WALL-E: A Gloom-E Satire
Pixar's kid flick is perhaps the most cynical and darkest big-budget Disney movie ever.
June 27, 2008 - 1:12 am
WALL-E is a cornucopia of filth, dust, rust and roaches, but if I wanted all of that I’d go back to my first New York City apartment. Compared to other kid flicks (or adult flicks, or even Ingmar Bergman flicks), this is one Gloom-E piece of work.

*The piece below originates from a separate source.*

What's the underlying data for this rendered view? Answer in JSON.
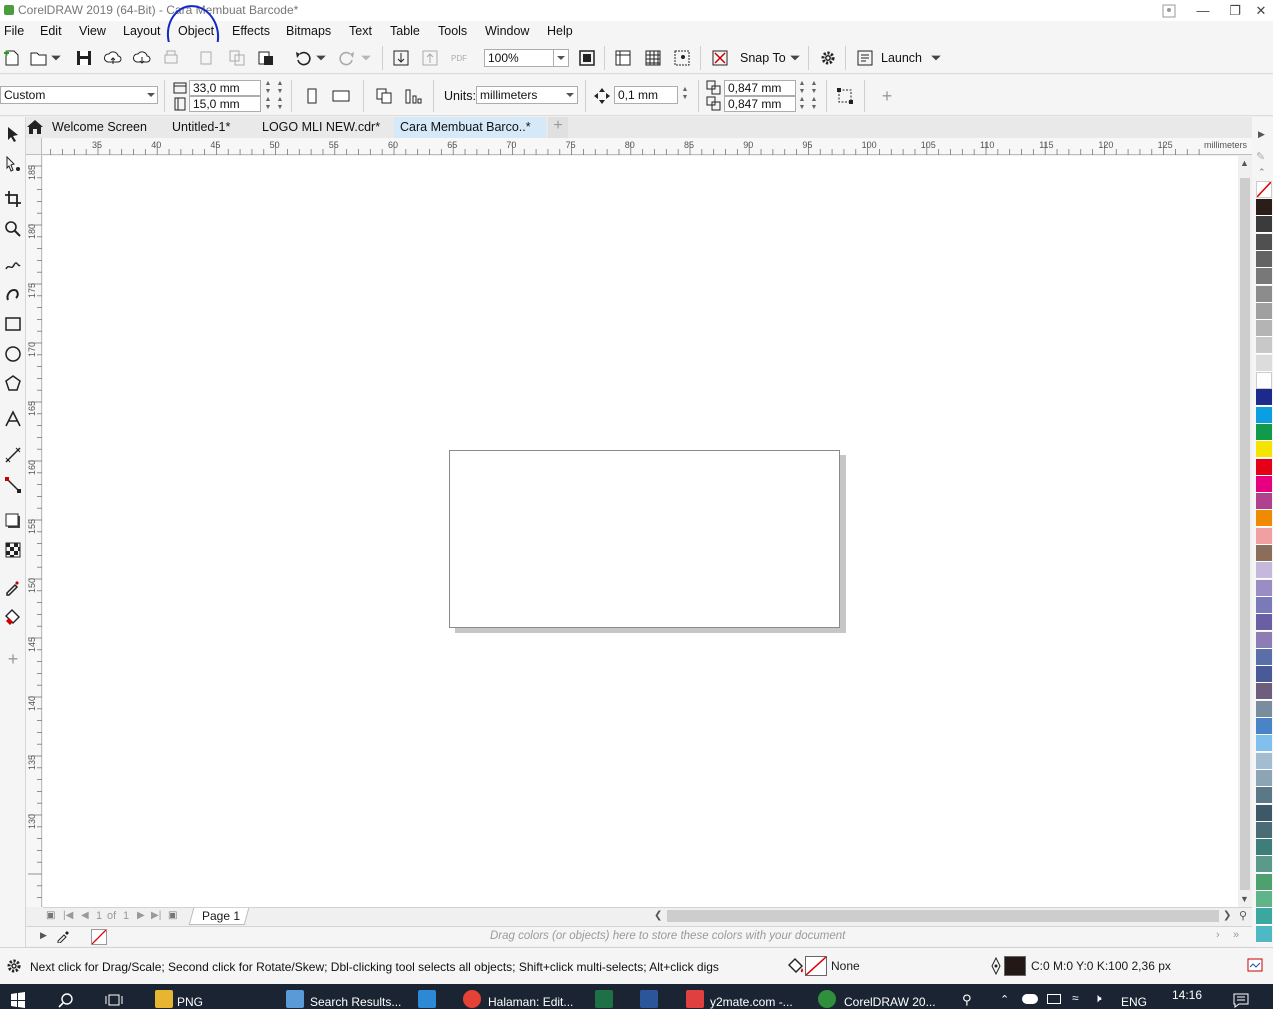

WALL-E is the last (sort of) living creature on earth, a bedraggled and lonesome robot who spends his days in a befouled metropolis that makes the one in I Am Legend look like Oz. The earth has been made uninhabitable by junk and pollution, its skies as brown as a bad day in Beijing, but at least apocalypse provides a good living: the job for which WALL-E is programmed is to gather up rubbish, compact it into cubes, and stack those as high as skyscrapers. As the trashopolis rises around him, he spends his spare time arranging his favorite salvaged items (a Rubik’s Cube, a spork) and watching an old videotape (jury-rigged to play through an iPod) of Hello, Dolly. WALL-E’s living quarters amount to a tool shed of despair, although by the standards of New York City circa 2008, it’s merely a fixer-upper with lots of potential.

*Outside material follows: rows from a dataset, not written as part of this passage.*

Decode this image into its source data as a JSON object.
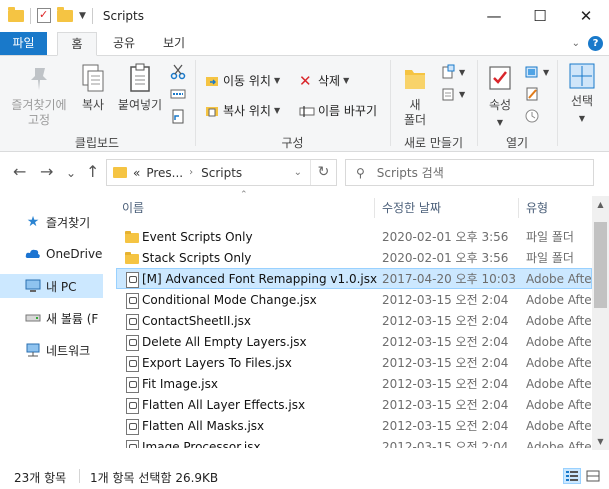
{
  "window": {
    "title": "Scripts",
    "minimize_glyph": "—",
    "maximize_glyph": "☐",
    "close_glyph": "✕"
  },
  "ribbon_tabs": [
    {
      "label": "파일"
    },
    {
      "label": "홈"
    },
    {
      "label": "공유"
    },
    {
      "label": "보기"
    }
  ],
  "ribbon": {
    "clipboard": {
      "pin_label_1": "즐겨찾기에",
      "pin_label_2": "고정",
      "copy_label": "복사",
      "paste_label": "붙여넣기",
      "group_label": "클립보드"
    },
    "organize": {
      "move_label": "이동 위치",
      "copy_to_label": "복사 위치",
      "delete_label": "삭제",
      "rename_label": "이름 바꾸기",
      "group_label": "구성"
    },
    "new": {
      "new_folder_label_1": "새",
      "new_folder_label_2": "폴더",
      "group_label": "새로 만들기"
    },
    "open": {
      "properties_label": "속성",
      "group_label": "열기"
    },
    "select": {
      "select_label": "선택"
    }
  },
  "address": {
    "prefix": "«",
    "crumb_1": "Pres...",
    "separator": "›",
    "crumb_2": "Scripts",
    "refresh_glyph": "↻"
  },
  "search": {
    "placeholder": "Scripts 검색",
    "icon_glyph": "⚲"
  },
  "nav": {
    "back_glyph": "←",
    "forward_glyph": "→",
    "recent_glyph": "⌄",
    "up_glyph": "↑",
    "items": [
      {
        "label": "즐겨찾기",
        "icon": "star-icon"
      },
      {
        "label": "OneDrive",
        "icon": "cloud-icon"
      },
      {
        "label": "내 PC",
        "icon": "computer-icon"
      },
      {
        "label": "새 볼륨 (F",
        "icon": "drive-icon"
      },
      {
        "label": "네트워크",
        "icon": "network-icon"
      }
    ]
  },
  "columns": {
    "name": "이름",
    "date": "수정한 날짜",
    "type": "유형"
  },
  "files": [
    {
      "name": "Event Scripts Only",
      "date": "2020-02-01 오후 3:56",
      "type": "파일 폴더",
      "kind": "folder"
    },
    {
      "name": "Stack Scripts Only",
      "date": "2020-02-01 오후 3:56",
      "type": "파일 폴더",
      "kind": "folder"
    },
    {
      "name": "[M] Advanced Font Remapping v1.0.jsx",
      "date": "2017-04-20 오후 10:03",
      "type": "Adobe After",
      "kind": "script",
      "selected": true
    },
    {
      "name": "Conditional Mode Change.jsx",
      "date": "2012-03-15 오전 2:04",
      "type": "Adobe After",
      "kind": "script"
    },
    {
      "name": "ContactSheetII.jsx",
      "date": "2012-03-15 오전 2:04",
      "type": "Adobe After",
      "kind": "script"
    },
    {
      "name": "Delete All Empty Layers.jsx",
      "date": "2012-03-15 오전 2:04",
      "type": "Adobe After",
      "kind": "script"
    },
    {
      "name": "Export Layers To Files.jsx",
      "date": "2012-03-15 오전 2:04",
      "type": "Adobe After",
      "kind": "script"
    },
    {
      "name": "Fit Image.jsx",
      "date": "2012-03-15 오전 2:04",
      "type": "Adobe After",
      "kind": "script"
    },
    {
      "name": "Flatten All Layer Effects.jsx",
      "date": "2012-03-15 오전 2:04",
      "type": "Adobe After",
      "kind": "script"
    },
    {
      "name": "Flatten All Masks.jsx",
      "date": "2012-03-15 오전 2:04",
      "type": "Adobe After",
      "kind": "script"
    },
    {
      "name": "Image Processor.jsx",
      "date": "2012-03-15 오전 2:04",
      "type": "Adobe After",
      "kind": "script"
    }
  ],
  "status": {
    "item_count": "23개 항목",
    "selection": "1개 항목 선택함 26.9KB"
  },
  "colors": {
    "accent": "#1979ca",
    "selection": "#cce8ff",
    "selection_border": "#99d1ff",
    "folder": "#f5c443"
  }
}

A more advanced flying probe-bot sent to Earth for reasons unknown has feminine curves and lovely blue eyes that leave WALL-E smitten, though except for her habit of laser-zapping any suspicious object she could be one of those white bullet-shaped trash canisters you’d see at a snack bar.
When she and WALL-E start to beep sweet nothings at each other, she has a higher-pitched tone than he does and says her name is Eva, so WALL-E is confirmed to be a heterobot. The two of them wind up at a space station that houses the remnants of the human race. At this point the film, previously dingy and dark, goes matte black.

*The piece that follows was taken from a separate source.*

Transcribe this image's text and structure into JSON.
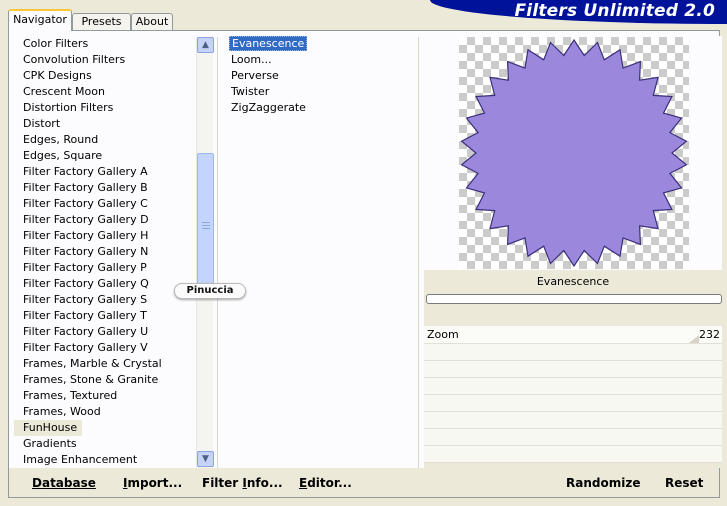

The earthlings — or maybe Americans, as none of them have any other kind of accent — are brain-dead blobs perpetually stuffed to the gills with entertainment. They never leave their spotless flying barcaloungers — and never could, since their bones have shrunk to useless twigs inside their Shrek-like masses. They float through their troglodyte lives as unquestioning subjects of the master corporation (the same one that ruined the Earth) that houses them, distracts them and feeds them. All foods are made to be sucked down like milkshakes for maximum convenience.